In defense of ‘vanity’ metrics: why page views are still important: Raju Narisetti

“The real challenge still remains that print-centric newsrooms have long derided audience engagement data — unique visitors, page views — as pandering and click-bait. And clearly newsrooms with a brand expectation and reputation to protect have to be wary of negative tipping points on metrics, unlike many newer brands that are scaling audiences quickly, often as part of a “financial exit” strategy.

“But that mainstream derision has also become an easy crutch to continue to live in an outdated, but safe print cocoon of believing every story, especially if it makes the front page, is read by most readers, independent of evidence, and applying that same thinking in many ways to Web and apps, especially regarding story choices and newsroom curation of marquee pages/sections.”

Tags: analytics journalism editing

 

 The nonprofit Africa Check wants to build more fact-checking into the continent’s journalism

‘The aim is more to provide an example that can be seen and that can then serve as a spark, as a catalyst, to both promote the idea of fact checking and to help support and enable others in the media and in civil society to do it for themselves.”

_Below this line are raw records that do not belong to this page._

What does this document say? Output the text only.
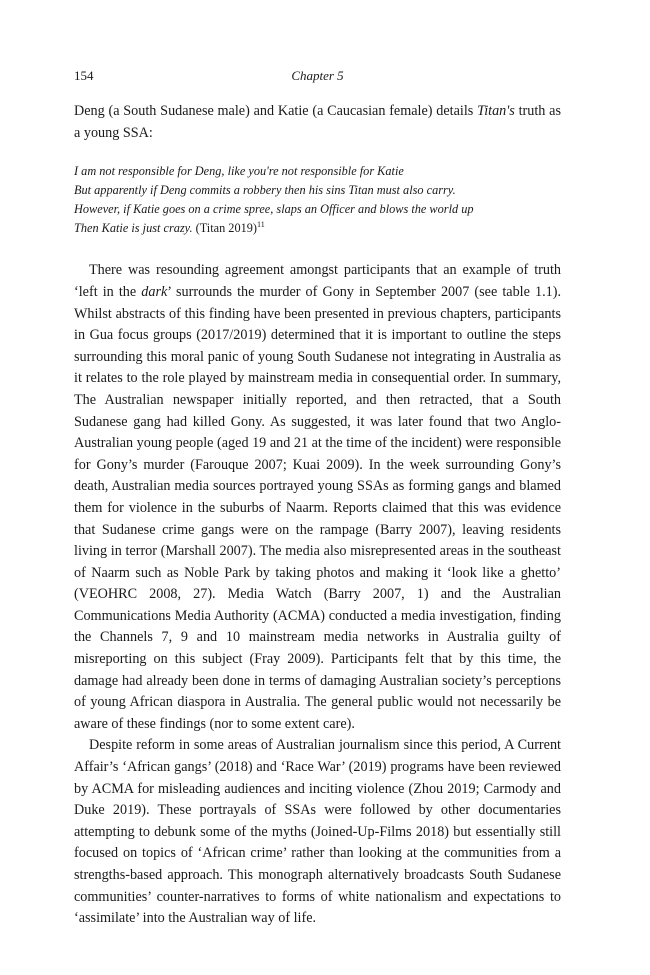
154	Chapter 5

Deng (a South Sudanese male) and Katie (a Caucasian female) details Titan's truth as a young SSA:

I am not responsible for Deng, like you're not responsible for Katie
But apparently if Deng commits a robbery then his sins Titan must also carry.
However, if Katie goes on a crime spree, slaps an Officer and blows the world up
Then Katie is just crazy. (Titan 2019)$^{11}$

There was resounding agreement amongst participants that an example of truth ‘left in the dark’ surrounds the murder of Gony in September 2007 (see table 1.1). Whilst abstracts of this finding have been presented in previous chapters, participants in Gua focus groups (2017/2019) determined that it is important to outline the steps surrounding this moral panic of young South Sudanese not integrating in Australia as it relates to the role played by mainstream media in consequential order. In summary, The Australian newspaper initially reported, and then retracted, that a South Sudanese gang had killed Gony. As suggested, it was later found that two Anglo-Australian young people (aged 19 and 21 at the time of the incident) were responsible for Gony’s murder (Farouque 2007; Kuai 2009). In the week surrounding Gony’s death, Australian media sources portrayed young SSAs as forming gangs and blamed them for violence in the suburbs of Naarm. Reports claimed that this was evidence that Sudanese crime gangs were on the rampage (Barry 2007), leaving residents living in terror (Marshall 2007). The media also misrepresented areas in the southeast of Naarm such as Noble Park by taking photos and making it ‘look like a ghetto’ (VEOHRC 2008, 27). Media Watch (Barry 2007, 1) and the Australian Communications Media Authority (ACMA) conducted a media investigation, finding the Channels 7, 9 and 10 mainstream media networks in Australia guilty of misreporting on this subject (Fray 2009). Participants felt that by this time, the damage had already been done in terms of damaging Australian society’s perceptions of young African diaspora in Australia. The general public would not necessarily be aware of these findings (nor to some extent care).

Despite reform in some areas of Australian journalism since this period, A Current Affair’s ‘African gangs’ (2018) and ‘Race War’ (2019) programs have been reviewed by ACMA for misleading audiences and inciting violence (Zhou 2019; Carmody and Duke 2019). These portrayals of SSAs were followed by other documentaries attempting to debunk some of the myths (Joined-Up-Films 2018) but essentially still focused on topics of ‘African crime’ rather than looking at the communities from a strengths-based approach. This monograph alternatively broadcasts South Sudanese communities’ counter-narratives to forms of white nationalism and expectations to ‘assimilate’ into the Australian way of life.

Tags: fact-checking journalism data africa afp

 

 “Online revenue now accounts for 63 percent of the FT’s overall sales, and digital subscriptions outnumber print ones by a wide margin.”

 

Tags: financial times subscriptions

 

“We absolutely value advertising,” Ridding said. But “the most important relationship is with the reader.” … The FT’s focus on customer data has “affected everything.”

Tags: databases crm content strategy financial times

 

 As journalists struggle with data, big media companies do too
 “The task of organizing the data is more difficult because of its diverse audience … the scientific challenges come with a huge amount of compliance and governance issues — tasks made all the harder since big media companies are still organized in silos that predate the digital age.”

 

Tags: databases data journalism broadcasting

 

The Personal News Cycle: How Americans choose to get their news

“People turn to newspapers, whether in print or online, more than any other source specified, and in relatively high numbers for a wide range of topics (double-digit percentages for 11 of the 15 topics discussed).

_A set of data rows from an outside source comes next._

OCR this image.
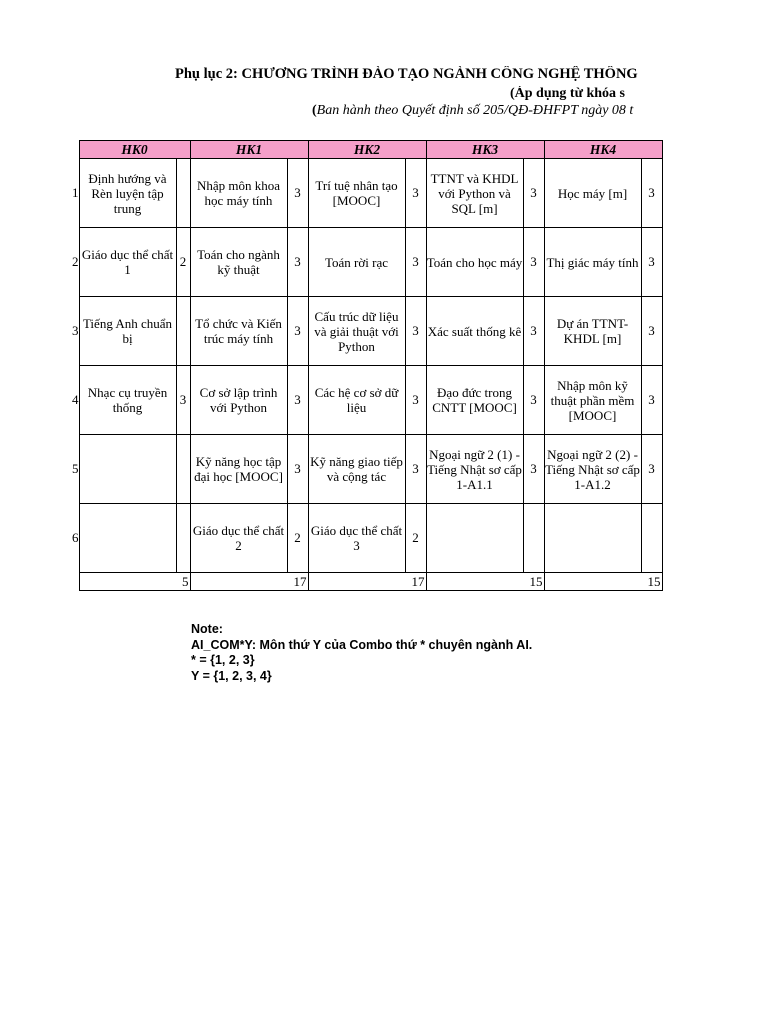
Phụ lục 2: CHƯƠNG TRÌNH ĐÀO TẠO NGÀNH CÔNG NGHỆ THÔNG
(Áp dụng từ khóa s
(Ban hành theo Quyết định số 205/QĐ-ĐHFPT ngày 08 t
	HK0		HK1		HK2		HK3		HK4	
1	Định hướng và Rèn luyện tập trung		Nhập môn khoa học máy tính	3	Trí tuệ nhân tạo [MOOC]	3	TTNT và KHDL với Python và SQL [m]	3	Học máy [m]	3
2	Giáo dục thể chất 1	2	Toán cho ngành kỹ thuật	3	Toán rời rạc	3	Toán cho học máy	3	Thị giác máy tính	3
3	Tiếng Anh chuẩn bị		Tổ chức và Kiến trúc máy tính	3	Cấu trúc dữ liệu và giải thuật với Python	3	Xác suất thống kê	3	Dự án TTNT-KHDL [m]	3
4	Nhạc cụ truyền thống	3	Cơ sở lập trình với Python	3	Các hệ cơ sở dữ liệu	3	Đạo đức trong CNTT [MOOC]	3	Nhập môn kỹ thuật phần mềm [MOOC]	3
5			Kỹ năng học tập đại học [MOOC]	3	Kỹ năng giao tiếp và cộng tác	3	Ngoại ngữ 2 (1) - Tiếng Nhật sơ cấp 1-A1.1	3	Ngoại ngữ 2 (2) - Tiếng Nhật sơ cấp 1-A1.2	3
6			Giáo dục thể chất 2	2	Giáo dục thể chất 3	2				
	5		17		17		15		15	
Note:
AI_COM*Y: Môn thứ Y của Combo thứ * chuyên ngành AI.
* = {1, 2, 3}
Y = {1, 2, 3, 4}
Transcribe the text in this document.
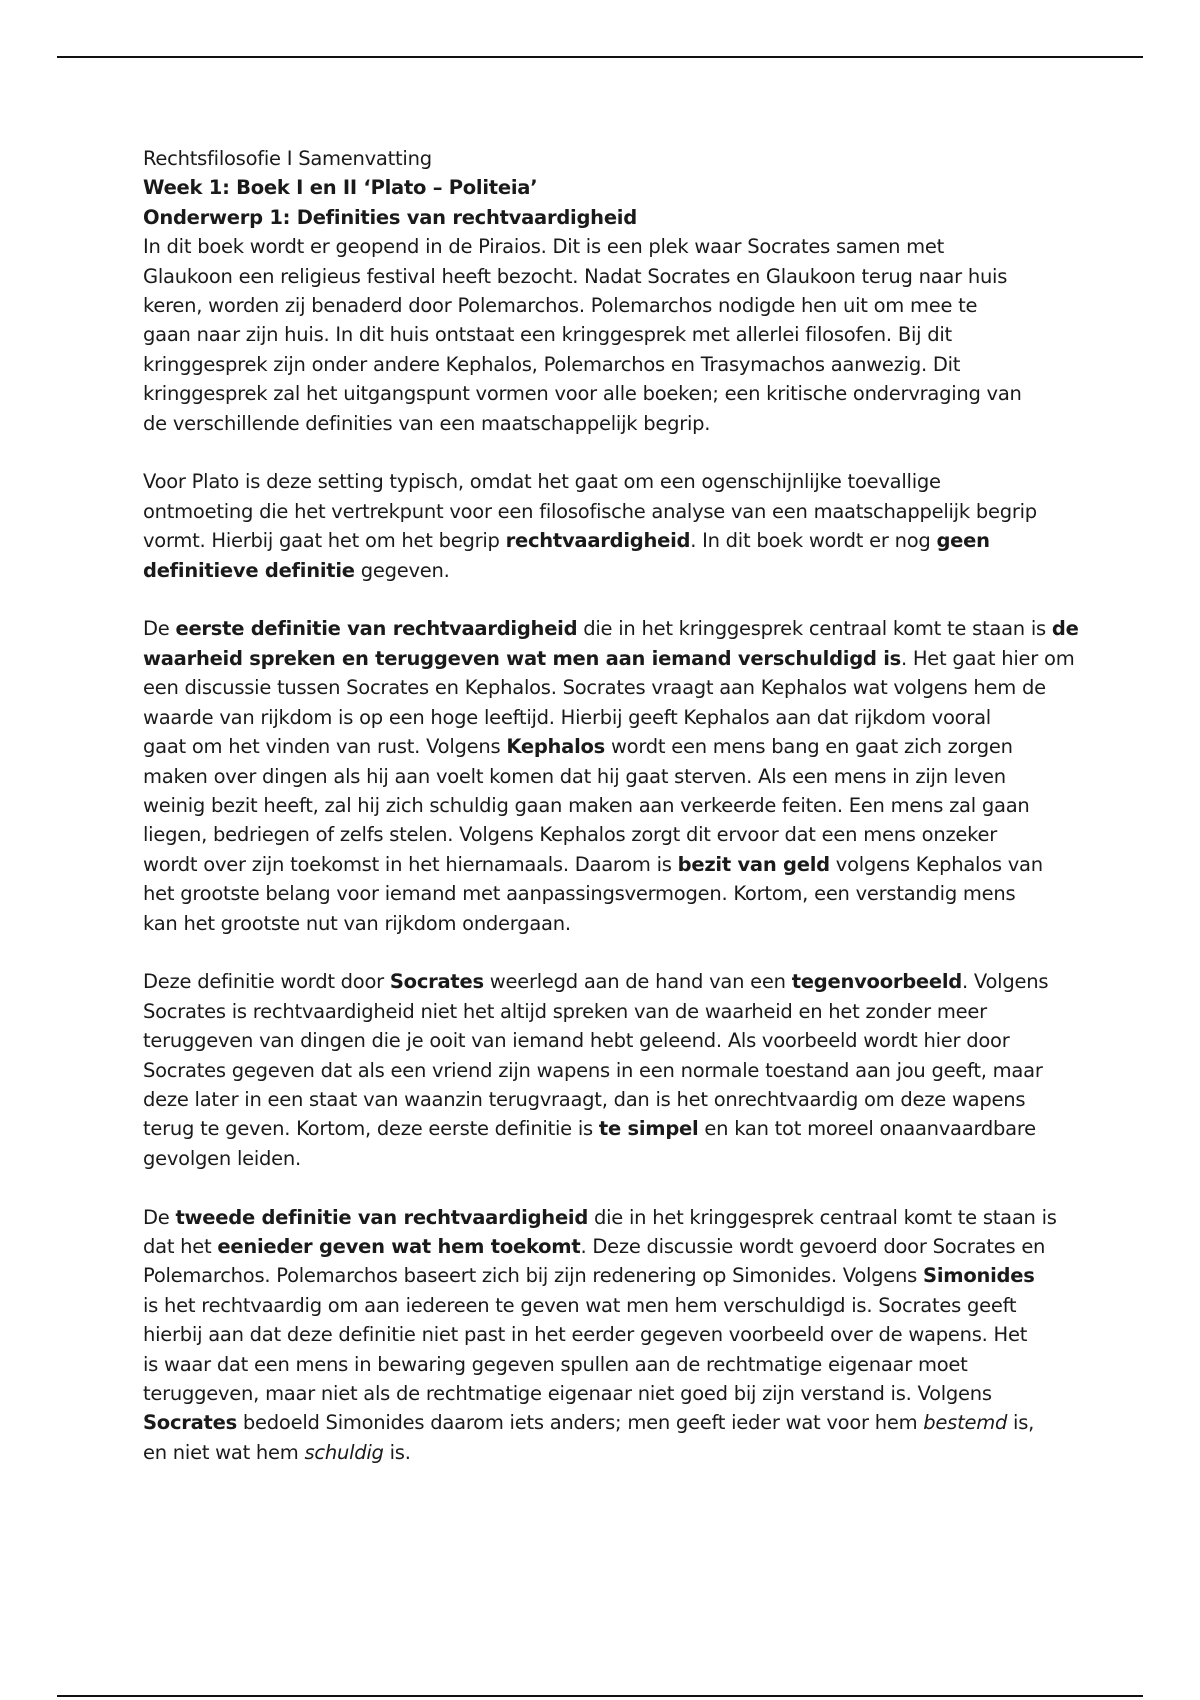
Rechtsfilosofie I Samenvatting
Week 1: Boek I en II ‘Plato – Politeia’
Onderwerp 1: Definities van rechtvaardigheid
In dit boek wordt er geopend in de Piraios. Dit is een plek waar Socrates samen met
Glaukoon een religieus festival heeft bezocht. Nadat Socrates en Glaukoon terug naar huis
keren, worden zij benaderd door Polemarchos. Polemarchos nodigde hen uit om mee te
gaan naar zijn huis. In dit huis ontstaat een kringgesprek met allerlei filosofen. Bij dit
kringgesprek zijn onder andere Kephalos, Polemarchos en Trasymachos aanwezig. Dit
kringgesprek zal het uitgangspunt vormen voor alle boeken; een kritische ondervraging van
de verschillende definities van een maatschappelijk begrip.
Voor Plato is deze setting typisch, omdat het gaat om een ogenschijnlijke toevallige
ontmoeting die het vertrekpunt voor een filosofische analyse van een maatschappelijk begrip
vormt. Hierbij gaat het om het begrip rechtvaardigheid. In dit boek wordt er nog geen
definitieve definitie gegeven.
De eerste definitie van rechtvaardigheid die in het kringgesprek centraal komt te staan is de
waarheid spreken en teruggeven wat men aan iemand verschuldigd is. Het gaat hier om
een discussie tussen Socrates en Kephalos. Socrates vraagt aan Kephalos wat volgens hem de
waarde van rijkdom is op een hoge leeftijd. Hierbij geeft Kephalos aan dat rijkdom vooral
gaat om het vinden van rust. Volgens Kephalos wordt een mens bang en gaat zich zorgen
maken over dingen als hij aan voelt komen dat hij gaat sterven. Als een mens in zijn leven
weinig bezit heeft, zal hij zich schuldig gaan maken aan verkeerde feiten. Een mens zal gaan
liegen, bedriegen of zelfs stelen. Volgens Kephalos zorgt dit ervoor dat een mens onzeker
wordt over zijn toekomst in het hiernamaals. Daarom is bezit van geld volgens Kephalos van
het grootste belang voor iemand met aanpassingsvermogen. Kortom, een verstandig mens
kan het grootste nut van rijkdom ondergaan.
Deze definitie wordt door Socrates weerlegd aan de hand van een tegenvoorbeeld. Volgens
Socrates is rechtvaardigheid niet het altijd spreken van de waarheid en het zonder meer
teruggeven van dingen die je ooit van iemand hebt geleend. Als voorbeeld wordt hier door
Socrates gegeven dat als een vriend zijn wapens in een normale toestand aan jou geeft, maar
deze later in een staat van waanzin terugvraagt, dan is het onrechtvaardig om deze wapens
terug te geven. Kortom, deze eerste definitie is te simpel en kan tot moreel onaanvaardbare
gevolgen leiden.
De tweede definitie van rechtvaardigheid die in het kringgesprek centraal komt te staan is
dat het eenieder geven wat hem toekomt. Deze discussie wordt gevoerd door Socrates en
Polemarchos. Polemarchos baseert zich bij zijn redenering op Simonides. Volgens Simonides
is het rechtvaardig om aan iedereen te geven wat men hem verschuldigd is. Socrates geeft
hierbij aan dat deze definitie niet past in het eerder gegeven voorbeeld over de wapens. Het
is waar dat een mens in bewaring gegeven spullen aan de rechtmatige eigenaar moet
teruggeven, maar niet als de rechtmatige eigenaar niet goed bij zijn verstand is. Volgens
Socrates bedoeld Simonides daarom iets anders; men geeft ieder wat voor hem bestemd is,
en niet wat hem schuldig is.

“When asked to volunteer how they came to the news, people tend think less about the device than the news gathering source and the means of discovery (social media or search). Taken in combination, the findings suggest that people make conscious choices about where they get their news and how they get it, using whatever technology is convenient at the moment.

‘About half of the people following a breaking news story report actively trying to learn more about that breaking news story. At that point, however, more people turned to the internet to follow the story than TV.”

Tags: us television social media research newspapers

 

* I must credit Trinity Mirror’s Digital Innovation Editor, the always inspiring Alison Gow, for the idea of posting a weekly summary of ‘things read’. Having experimented with a few ways of doing it, I’m going with the system of republishing from my Diigo library – the method Alison developed and has used for a long time. It seems to be the most efficient way of republishing a set of curated links.